The file `generate_multi_turn.json` is an example file.
The file must contain the sections `prompt_input` and `prompt_output`.
The `prompt_input` section must contain `num_turns`, `prefix_num_tokens` and `num_tokens`:
* `num_turns` - Number of total turns in the conversation (both user & assistant).<br/>
The final value will always be rounded to an even number so each user turn has a reply.
* `prefix_num_tokens` - Tokens added at the start of only the **first user turn** in a conversation (unique per conversation).
* `num_tokens` - Total token length of each **user** message (one turn).

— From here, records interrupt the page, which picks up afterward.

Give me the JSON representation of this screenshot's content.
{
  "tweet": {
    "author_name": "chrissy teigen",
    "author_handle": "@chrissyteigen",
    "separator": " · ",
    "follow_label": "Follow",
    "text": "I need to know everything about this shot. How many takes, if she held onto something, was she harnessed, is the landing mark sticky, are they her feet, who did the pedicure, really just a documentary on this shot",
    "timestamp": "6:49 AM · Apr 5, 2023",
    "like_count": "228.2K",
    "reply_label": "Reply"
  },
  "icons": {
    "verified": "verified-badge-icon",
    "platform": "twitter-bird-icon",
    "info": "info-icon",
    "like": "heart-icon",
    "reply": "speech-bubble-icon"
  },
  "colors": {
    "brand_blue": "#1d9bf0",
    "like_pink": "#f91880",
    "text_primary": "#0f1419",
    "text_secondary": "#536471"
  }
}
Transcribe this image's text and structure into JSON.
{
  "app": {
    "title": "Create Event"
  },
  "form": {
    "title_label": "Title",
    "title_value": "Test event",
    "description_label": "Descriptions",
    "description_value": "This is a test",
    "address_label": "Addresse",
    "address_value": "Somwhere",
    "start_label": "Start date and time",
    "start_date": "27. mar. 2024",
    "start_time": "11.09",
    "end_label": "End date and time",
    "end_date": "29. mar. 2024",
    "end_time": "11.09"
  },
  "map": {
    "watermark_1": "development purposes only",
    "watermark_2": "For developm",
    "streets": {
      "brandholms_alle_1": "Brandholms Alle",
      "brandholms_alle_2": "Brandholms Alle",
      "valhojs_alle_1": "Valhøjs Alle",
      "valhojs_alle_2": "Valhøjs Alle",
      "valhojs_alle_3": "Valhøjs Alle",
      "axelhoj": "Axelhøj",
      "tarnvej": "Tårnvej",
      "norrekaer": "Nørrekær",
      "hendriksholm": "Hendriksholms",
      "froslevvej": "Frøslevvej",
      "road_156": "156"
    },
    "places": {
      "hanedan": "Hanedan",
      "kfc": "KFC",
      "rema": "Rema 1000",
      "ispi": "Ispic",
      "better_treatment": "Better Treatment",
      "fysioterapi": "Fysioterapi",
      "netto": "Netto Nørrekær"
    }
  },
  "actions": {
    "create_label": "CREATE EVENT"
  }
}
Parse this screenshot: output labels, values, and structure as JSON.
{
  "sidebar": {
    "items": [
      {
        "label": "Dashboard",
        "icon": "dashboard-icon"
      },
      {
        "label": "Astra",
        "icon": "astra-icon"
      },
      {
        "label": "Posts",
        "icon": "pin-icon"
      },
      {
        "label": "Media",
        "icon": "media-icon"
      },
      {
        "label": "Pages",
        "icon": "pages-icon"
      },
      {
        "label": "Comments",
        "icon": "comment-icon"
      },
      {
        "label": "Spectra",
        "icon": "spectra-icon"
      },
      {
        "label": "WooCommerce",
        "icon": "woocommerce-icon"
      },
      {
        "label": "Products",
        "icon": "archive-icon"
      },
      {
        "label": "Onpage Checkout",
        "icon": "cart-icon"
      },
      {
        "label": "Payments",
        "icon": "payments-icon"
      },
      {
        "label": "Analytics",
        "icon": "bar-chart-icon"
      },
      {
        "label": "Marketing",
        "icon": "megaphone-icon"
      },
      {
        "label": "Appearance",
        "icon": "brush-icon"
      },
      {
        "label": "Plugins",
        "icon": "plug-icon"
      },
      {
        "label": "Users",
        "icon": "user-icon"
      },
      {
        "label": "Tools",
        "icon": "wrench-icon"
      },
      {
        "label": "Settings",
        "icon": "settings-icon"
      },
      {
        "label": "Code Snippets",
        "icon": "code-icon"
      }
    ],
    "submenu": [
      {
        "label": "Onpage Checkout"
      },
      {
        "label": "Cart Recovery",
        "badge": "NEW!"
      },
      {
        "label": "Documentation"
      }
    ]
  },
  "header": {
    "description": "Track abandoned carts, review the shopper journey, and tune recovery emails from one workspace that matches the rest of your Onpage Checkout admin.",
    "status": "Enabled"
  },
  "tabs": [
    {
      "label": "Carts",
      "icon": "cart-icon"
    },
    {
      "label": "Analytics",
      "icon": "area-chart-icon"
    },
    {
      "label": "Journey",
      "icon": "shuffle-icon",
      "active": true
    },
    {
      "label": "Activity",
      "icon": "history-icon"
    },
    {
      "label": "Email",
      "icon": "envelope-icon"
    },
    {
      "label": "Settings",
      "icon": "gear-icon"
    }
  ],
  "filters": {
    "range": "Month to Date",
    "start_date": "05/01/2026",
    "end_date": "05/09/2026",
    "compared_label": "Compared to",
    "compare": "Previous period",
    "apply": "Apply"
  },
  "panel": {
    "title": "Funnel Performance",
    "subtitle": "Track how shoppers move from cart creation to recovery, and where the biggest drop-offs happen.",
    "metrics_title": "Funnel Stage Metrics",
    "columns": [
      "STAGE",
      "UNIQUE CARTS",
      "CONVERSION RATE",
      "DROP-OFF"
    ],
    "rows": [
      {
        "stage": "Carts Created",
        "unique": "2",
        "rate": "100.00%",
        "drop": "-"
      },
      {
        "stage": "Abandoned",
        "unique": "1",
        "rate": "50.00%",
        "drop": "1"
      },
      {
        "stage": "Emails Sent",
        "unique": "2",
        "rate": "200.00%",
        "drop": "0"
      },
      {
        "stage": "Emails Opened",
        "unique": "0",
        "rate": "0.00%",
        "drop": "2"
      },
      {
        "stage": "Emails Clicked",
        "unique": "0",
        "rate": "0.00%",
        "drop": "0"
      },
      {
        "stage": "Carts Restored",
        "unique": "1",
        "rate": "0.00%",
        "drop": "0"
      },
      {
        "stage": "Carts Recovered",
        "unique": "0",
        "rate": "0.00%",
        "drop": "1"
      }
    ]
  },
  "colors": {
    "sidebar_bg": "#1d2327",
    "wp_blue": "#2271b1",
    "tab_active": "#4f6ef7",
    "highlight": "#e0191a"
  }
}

The `prompt_output` section must contain `num_tokens`:
* `num_tokens` - Total token length of each **assistant** message (one turn).
### Random distributions for synthetic conversations generation
When creating an input JSON file (such as `generate_multi_turn.json`),<br/>
every numeric field (such as `num_turns` or `num_tokens`) requires a distribution.<br/>
The distribution determines how to randomly sample values for the field.
The available distributions are listed below.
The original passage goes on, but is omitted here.